To remove the debug logging...
 
root@422a835978d79ec2db9db501f35a14fc [ /var/log ]# rm /etc/systemd/system/systemd-timesyncd.service.d/10-logging.conf
root@422a835978d79ec2db9db501f35a14fc [ /var/log ]# systemctl daemon-reload
root@422a835978d79ec2db9db501f35a14fc [ /var/log ]# systemctl restart systemd-timesyncd.service






 

Checking DNS

Whenever you configure your management DNS the same as your Workload DNS, the Supervisor Control Plane VMs(SV VMs) will choose to route to the DNS from the workload nic on the supervisor control plane VM. 

The kube-apiserver logs will show the following error if the Supervisor Control Plane VM is not able to resolve vCenter's DNS: 

E0627 10:42:16.111028       1 oidc.go:524] oidc authenticator: initializing plugin: Get "https://<vCenter_FQDN>/openidconnect/vsphere.local/.well-known/openid-configuration": dial tcp: lookup <vCenter_FQDN> on 127.0.0.53:53: server misbehaving

You will want to test DNS from a supervisor control plane VM that has 2 nics, so check the summary page for the Supervisor VM's validate which one has two nics and also note the VM's management ip address.

image.png


Next follow the steps in KB 90194 to ssh into the supervisor control plane VM. 
 

PLEASE NOTE: When on the supervisor control plane VM you have permissions to permanently damage the cluster.

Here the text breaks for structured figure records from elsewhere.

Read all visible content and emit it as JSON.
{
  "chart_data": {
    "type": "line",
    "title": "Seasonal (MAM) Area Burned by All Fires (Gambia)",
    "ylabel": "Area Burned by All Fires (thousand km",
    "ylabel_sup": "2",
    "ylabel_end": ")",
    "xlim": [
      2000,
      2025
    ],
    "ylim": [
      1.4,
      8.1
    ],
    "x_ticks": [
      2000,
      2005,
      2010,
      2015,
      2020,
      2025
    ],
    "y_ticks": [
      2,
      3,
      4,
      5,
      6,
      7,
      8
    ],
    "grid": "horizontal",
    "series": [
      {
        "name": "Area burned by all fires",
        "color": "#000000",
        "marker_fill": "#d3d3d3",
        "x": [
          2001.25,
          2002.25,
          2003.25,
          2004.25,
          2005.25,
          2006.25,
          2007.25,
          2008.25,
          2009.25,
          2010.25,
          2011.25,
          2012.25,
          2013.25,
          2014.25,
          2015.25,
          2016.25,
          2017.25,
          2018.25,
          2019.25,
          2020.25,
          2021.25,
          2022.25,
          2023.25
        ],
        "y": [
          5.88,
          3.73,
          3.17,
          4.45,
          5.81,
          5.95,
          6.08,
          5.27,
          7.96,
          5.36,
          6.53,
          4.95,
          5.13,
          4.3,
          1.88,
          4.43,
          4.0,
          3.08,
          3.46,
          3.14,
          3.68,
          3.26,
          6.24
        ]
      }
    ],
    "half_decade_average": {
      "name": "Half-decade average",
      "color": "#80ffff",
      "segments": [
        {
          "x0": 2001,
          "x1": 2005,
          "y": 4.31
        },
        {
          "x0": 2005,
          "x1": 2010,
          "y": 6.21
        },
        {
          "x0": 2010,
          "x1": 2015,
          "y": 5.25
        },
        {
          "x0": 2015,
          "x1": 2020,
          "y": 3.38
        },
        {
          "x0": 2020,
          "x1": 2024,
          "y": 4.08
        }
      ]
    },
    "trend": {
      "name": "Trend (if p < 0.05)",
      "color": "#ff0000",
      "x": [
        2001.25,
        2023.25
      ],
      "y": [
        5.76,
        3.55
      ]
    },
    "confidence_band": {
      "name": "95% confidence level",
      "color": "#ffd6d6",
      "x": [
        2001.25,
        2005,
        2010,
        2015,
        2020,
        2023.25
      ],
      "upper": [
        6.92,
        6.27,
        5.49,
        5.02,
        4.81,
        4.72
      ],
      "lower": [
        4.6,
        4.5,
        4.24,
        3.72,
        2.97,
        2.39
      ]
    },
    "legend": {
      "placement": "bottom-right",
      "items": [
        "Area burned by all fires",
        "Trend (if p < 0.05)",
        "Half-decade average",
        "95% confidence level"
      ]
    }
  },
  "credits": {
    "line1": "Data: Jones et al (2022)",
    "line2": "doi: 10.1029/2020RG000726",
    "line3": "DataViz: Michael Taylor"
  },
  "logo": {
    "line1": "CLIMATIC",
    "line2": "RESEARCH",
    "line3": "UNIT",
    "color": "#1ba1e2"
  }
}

If VMware Support finds evidence of a customer making changes to the supervisor cluster from the SV VM, they may mark your cluster as unsupported and require you redeploy the entire vSphere with Tanzu solution. Only use this session to test networks, look at logs, and run kubectl logs/get/describe commands. Do not deploy, delete, or edit anything from this session.


Once you are in the SV VM run an nslookup against your vCenter to validate that it can resolve it.
root@422a835978d79ec2db9db501f35a14fc [ ~ ]# nslookup vcsa-01a.corp.tanzu
Server:         127.0.0.53
Address:        127.0.0.53#53

Non-authoritative answer:
Name:   vcsa-01a.corp.tanzu
Address: 192.168.110.22

root@422a835978d79ec2db9db501f35a14fc [ ~ ]#

If it fails, then test network connectivity between eth1 and the dns server. In the example below my DNS server is 192.168.110.10.
root@422a835978d79ec2db9db501f35a14fc [ ~ ]# ping -I eth1 192.168.110.10
PING 192.168.110.10 (192.168.110.10) from 192.168.130.5 eth1: 56(84) bytes of data.
64 bytes from 192.168.110.10: icmp_seq=1 ttl=127 time=1.56 ms
64 bytes from 192.168.110.10: icmp_seq=2 ttl=127 time=4.17 ms
64 bytes from 192.168.110.10: icmp_seq=3 ttl=127 time=3.52 ms
^C
--- 192.168.110.10 ping statistics ---
3 packets transmitted, 3 received, 0% packet loss, time 5ms
rtt min/avg/max/mdev = 1.559/3.083/4.168/1.111 ms
root@422a835978d79ec2db9db501f35a14fc [ ~ ]#

If this fails, you can use traceroute, curl, and tcpdump in conjunction with your networking team in order to troubleshoot where in your networking stack the ping is failing.